La banca dati di Clarus in occasione della festa di San Sisto I papa e martire, patrono di Alife e della Diocesi di Alife-Caiazzo, si conferma miniera di informazioni di carattere storico e religioso legate alla figura del Santo e alla storia della città che ne accolse le reliquie nel 1131 (’32). Anche quest’anno, doveroso il focus sulla porta di bronzo della Cappella fuori le mura. Siamo in un luogo appena fuori la cinta muraria di Alife, dove la chiesetta, circondata da poche case, orientata ad est, si presenta frontalmente rispetto alla strada di accesso, avvolta nel silenzio tutto il giorno: il primo incontro per chi vi accede è con la sua semplicità (struttura ottocentesca in stile neoclassico), che traduce la fede semplice e autentica, quella che segnò l’originario legame tra San Sisto e gli alifani quando le reliquie trasportate dal Conte Rainulfo III Drengot, secondo la tradizione, sostarono dapprima in questo spazio di campagna, alle porte del paese.

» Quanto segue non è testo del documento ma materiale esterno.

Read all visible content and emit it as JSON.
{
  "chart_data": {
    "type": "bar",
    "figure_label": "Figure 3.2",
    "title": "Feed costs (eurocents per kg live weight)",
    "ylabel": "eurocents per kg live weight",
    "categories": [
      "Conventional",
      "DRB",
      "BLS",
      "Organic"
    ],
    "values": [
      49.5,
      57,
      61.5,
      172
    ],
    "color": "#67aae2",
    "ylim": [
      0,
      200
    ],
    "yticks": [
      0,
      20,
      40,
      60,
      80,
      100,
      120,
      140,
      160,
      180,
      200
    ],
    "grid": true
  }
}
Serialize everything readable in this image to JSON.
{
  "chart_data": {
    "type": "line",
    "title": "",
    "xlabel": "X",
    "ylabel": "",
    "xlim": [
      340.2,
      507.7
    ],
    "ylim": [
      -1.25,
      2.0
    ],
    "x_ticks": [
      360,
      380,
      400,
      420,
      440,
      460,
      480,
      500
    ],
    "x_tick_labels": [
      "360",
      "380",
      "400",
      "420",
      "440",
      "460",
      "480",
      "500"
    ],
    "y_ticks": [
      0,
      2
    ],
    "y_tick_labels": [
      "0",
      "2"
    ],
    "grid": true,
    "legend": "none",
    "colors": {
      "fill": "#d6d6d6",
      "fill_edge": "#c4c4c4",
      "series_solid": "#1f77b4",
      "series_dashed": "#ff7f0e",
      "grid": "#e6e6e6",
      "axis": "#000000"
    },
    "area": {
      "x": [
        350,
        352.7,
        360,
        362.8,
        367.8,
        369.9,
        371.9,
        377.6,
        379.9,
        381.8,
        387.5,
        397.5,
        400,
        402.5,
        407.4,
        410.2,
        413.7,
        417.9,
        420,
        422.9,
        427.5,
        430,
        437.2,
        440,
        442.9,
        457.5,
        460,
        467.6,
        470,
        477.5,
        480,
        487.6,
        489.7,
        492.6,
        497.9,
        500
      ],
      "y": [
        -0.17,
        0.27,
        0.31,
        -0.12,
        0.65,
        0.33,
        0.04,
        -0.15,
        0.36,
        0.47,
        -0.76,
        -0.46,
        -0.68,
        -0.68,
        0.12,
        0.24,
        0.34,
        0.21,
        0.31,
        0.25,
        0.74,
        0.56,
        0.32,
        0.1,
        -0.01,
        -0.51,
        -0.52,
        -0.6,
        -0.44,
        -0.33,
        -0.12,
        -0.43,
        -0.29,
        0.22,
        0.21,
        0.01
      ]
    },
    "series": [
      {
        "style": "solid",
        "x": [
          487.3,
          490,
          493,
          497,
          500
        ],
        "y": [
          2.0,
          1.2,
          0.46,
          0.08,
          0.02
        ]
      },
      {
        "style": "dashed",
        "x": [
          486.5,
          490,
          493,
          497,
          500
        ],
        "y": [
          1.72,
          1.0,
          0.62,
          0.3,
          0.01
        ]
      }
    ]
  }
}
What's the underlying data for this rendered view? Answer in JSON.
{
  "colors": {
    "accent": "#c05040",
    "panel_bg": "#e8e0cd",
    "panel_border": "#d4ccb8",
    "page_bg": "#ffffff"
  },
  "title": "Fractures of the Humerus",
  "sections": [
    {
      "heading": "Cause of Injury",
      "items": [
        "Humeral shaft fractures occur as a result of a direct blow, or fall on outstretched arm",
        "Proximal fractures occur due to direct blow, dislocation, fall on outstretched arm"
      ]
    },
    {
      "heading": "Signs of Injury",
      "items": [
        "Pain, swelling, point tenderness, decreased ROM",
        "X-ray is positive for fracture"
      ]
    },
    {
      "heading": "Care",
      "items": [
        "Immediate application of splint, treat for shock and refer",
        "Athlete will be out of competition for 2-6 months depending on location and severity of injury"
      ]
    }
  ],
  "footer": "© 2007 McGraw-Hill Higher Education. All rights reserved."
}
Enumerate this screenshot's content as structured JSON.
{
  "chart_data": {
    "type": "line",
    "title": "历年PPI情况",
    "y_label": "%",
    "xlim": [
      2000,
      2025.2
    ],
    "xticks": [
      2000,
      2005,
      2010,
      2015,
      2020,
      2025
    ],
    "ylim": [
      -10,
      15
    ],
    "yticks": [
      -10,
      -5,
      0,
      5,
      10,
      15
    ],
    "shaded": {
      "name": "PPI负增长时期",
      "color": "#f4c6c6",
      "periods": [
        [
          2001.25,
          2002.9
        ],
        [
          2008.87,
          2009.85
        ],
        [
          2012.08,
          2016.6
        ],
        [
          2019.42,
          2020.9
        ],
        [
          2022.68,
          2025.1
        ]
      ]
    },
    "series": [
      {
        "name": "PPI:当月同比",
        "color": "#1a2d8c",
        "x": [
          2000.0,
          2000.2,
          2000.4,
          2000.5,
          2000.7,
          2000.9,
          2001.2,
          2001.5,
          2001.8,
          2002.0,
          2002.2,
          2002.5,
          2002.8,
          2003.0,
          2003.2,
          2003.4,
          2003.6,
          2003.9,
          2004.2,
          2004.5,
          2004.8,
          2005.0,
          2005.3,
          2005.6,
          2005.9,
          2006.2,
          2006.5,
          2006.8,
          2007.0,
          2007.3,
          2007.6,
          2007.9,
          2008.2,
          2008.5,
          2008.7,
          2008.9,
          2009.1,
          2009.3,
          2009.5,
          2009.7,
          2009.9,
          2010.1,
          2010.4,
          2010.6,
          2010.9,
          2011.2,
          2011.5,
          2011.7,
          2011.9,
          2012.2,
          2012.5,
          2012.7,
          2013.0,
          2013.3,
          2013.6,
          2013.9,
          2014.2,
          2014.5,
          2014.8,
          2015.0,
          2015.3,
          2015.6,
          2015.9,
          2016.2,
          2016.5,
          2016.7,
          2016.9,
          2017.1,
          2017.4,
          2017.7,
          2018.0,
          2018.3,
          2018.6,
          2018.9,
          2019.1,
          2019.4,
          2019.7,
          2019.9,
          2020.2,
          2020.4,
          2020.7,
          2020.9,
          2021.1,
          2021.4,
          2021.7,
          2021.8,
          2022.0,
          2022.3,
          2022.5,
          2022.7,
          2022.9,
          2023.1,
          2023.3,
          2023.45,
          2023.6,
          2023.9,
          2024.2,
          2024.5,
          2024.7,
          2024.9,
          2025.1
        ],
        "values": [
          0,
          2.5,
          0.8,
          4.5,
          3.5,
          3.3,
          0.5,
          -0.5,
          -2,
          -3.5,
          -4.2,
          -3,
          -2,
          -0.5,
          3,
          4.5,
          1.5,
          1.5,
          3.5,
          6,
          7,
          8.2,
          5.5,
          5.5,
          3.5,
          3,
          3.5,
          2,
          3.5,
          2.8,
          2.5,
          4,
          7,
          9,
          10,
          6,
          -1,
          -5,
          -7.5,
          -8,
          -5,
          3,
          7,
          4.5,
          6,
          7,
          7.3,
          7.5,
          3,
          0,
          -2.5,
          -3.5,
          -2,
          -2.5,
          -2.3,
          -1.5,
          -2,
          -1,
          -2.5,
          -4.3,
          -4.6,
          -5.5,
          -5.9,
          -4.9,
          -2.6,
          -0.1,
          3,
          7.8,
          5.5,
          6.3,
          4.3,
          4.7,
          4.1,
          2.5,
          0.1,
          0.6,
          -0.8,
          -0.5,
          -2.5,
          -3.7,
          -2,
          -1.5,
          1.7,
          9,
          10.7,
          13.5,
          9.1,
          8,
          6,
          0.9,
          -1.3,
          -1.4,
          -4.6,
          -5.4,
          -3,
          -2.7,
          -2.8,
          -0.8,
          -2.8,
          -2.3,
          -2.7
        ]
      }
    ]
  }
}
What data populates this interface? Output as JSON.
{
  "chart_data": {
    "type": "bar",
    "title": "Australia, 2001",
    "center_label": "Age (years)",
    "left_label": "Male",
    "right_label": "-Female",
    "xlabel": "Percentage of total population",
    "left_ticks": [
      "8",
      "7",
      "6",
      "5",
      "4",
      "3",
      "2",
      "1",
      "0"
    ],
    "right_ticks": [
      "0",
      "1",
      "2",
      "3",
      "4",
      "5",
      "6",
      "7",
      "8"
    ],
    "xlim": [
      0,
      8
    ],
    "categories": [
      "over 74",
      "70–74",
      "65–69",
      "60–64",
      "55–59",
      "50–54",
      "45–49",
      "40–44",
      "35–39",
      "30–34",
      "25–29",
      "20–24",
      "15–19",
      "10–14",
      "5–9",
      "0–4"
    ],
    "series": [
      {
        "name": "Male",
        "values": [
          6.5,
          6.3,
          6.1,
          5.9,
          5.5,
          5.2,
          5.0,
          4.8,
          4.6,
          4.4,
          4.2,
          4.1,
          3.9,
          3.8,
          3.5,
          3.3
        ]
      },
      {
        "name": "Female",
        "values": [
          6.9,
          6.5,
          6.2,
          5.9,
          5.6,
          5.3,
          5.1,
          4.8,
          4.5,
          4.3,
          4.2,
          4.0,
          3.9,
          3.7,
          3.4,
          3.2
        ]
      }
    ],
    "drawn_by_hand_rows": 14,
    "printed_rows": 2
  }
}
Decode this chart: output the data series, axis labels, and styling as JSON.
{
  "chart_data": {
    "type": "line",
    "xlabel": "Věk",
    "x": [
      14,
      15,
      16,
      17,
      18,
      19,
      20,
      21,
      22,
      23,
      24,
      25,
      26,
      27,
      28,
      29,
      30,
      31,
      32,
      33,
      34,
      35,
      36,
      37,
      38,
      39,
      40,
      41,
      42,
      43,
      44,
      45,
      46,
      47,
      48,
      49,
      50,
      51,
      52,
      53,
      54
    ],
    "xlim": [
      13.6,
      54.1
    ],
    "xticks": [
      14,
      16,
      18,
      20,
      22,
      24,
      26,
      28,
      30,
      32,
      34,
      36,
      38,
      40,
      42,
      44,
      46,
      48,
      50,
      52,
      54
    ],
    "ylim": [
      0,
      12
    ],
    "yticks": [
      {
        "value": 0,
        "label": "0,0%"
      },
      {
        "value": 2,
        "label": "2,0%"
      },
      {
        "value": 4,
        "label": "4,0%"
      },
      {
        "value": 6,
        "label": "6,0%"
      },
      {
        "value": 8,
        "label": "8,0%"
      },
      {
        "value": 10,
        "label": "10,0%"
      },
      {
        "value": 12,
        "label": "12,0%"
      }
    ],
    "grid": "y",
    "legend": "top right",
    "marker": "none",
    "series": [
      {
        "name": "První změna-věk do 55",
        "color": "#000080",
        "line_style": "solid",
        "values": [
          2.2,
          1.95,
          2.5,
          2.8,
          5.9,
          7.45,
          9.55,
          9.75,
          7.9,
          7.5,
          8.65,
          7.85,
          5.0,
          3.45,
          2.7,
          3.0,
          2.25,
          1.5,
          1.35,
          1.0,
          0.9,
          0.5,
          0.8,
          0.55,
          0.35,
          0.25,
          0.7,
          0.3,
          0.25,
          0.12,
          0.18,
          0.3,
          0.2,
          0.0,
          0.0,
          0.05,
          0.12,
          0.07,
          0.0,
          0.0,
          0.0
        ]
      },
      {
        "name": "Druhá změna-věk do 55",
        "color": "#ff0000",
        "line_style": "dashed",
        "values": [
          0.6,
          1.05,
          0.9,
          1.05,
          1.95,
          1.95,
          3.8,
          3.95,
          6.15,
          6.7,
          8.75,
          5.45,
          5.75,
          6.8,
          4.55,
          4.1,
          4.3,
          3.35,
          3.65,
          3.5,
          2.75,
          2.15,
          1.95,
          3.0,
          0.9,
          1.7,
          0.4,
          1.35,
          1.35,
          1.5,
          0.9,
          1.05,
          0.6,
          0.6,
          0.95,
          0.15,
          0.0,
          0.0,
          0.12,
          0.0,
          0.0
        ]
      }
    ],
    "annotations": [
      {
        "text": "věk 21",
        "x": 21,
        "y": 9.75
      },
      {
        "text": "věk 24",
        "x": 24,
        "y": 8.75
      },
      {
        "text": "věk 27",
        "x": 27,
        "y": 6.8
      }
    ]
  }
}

Una volta giunti sul posto, il primo incontro è proprio con quella porta (in questi giorni di festa penalizzata da un drappeggio decorativo) premessa necessaria al visitatore-pellegrino per meglio comprendere la storia e la devozione locali, prima che faccia ingresso in chiesa, spazio semplice ad una navata con pochi elementi artistici di rilievo ma ben fatti e custoditi: il pavimento ottocentesco in cotto con greche di maiolica cerretese, il pregevole altare in marmo sormontato dall’affresco San Sisto in gloria opera di G. Mugnai.
La porta di “San Sisto fuori le Mura”
di Grazia Biasi (2016). Il progetto risale al 1990 quando l’allora parroco don Pasquale Bisceglia e il sacerdote don Enrico Piccioni ne discutono con l’artista alifano Giancarlo Offreda, allievo del noto Augusto Perez all’Accademia delle Belle Arti a Napoli. Solo nel 1992 il compimento definitivo dell’opera costato 6 mesi di lavoro ininterrotto per Offreda: dalle bozze, alle sculture in creta, per poi passare a seguire personalmente il lavoro presso la nota fonderia Marinelli di Agnone, e la progettazione del telaio in acciaio e ottone affidata alla bottega del fabbro locale Lucio Rapa.
Otto pannelli raffiguranti la storia di San Sisto e del suo legame con Alife a partire dall’epidemia di peste che colpì la città costringendo il conte Rainulfo Drengot a chiedere il corpo di una “gran santo” al papa Anacleto, direttamente a Roma.
Un tratto umile, pacato, “facile da leggere”, spiega l’artista Offreda, il quale scostandosi momentaneamente dal suo tratto artistico essenziale e veloce, fatto di segni poco dettagliati, sceglie di raccontare una storia di fede e di devozione “per permettere agli alifani di ritrovarsi, senza difficoltà di interpretazioni, nelle scene narrate”.
Non sono banali, ma reali; non sono scontate, ma sempre a rivelare un dettaglio nuovo, fino ad ora sfuggito; non sono scene anonime ma perfettamente riconducibili alla città di Alife grazie ai riferimenti geografici e urbanistici che compaiono in tutte e otto le forme: “Sono la storia della nostra gente, e del nostro Patrono; sono memoria di un triste momento di dolore e di gioia successiva. Facendomi interprete di questo sentimento comune ne sono venute fuori immagini di fronte alla quali è facile raccogliersi in preghiera”; di fatto è discreta e pacata la mano dell’artista, non invade la scena ma si fa invadere, si fa penetrare dallo sguardo alla ricerca di quel particolare che mai manca, come l’espressione dei volti, la ricerca storica dei costumi (si noti la differenza tra le scene storiche del 1100 e quelle del 1700 ai tempi della ricognizione del corpo del Santo), di un movimento che suscita ancora oggi dolore, timore, attesa, speranza, festa.
L’indagine di Giancarlo Offreda, nella fase di studio storico locale va oltre i confini della città, fin nei costumi e nella tradizione normanna che al tempo di Rainulfo coinvolge politicamente queste terre e l’intero Mezzogiorno, con particolare attenzione all’arte racchiusa nel prezioso scrigno che è il duomo di Monreale.
Oggi Offreda, che insegna educazione artistica, guarda con una rinnovata maturità artistica quell’opera “che sempre emoziona come fosse la prima volta a vederla”, e la definisce ancora perfettibile, ancora da migliorare per meglio raccontare “il legame di fede che ci unisce a San Sisto”. Ma questo, lo scriviamo sottovoce, perché non appartiene altro che all’incontentabilità di ogni artista.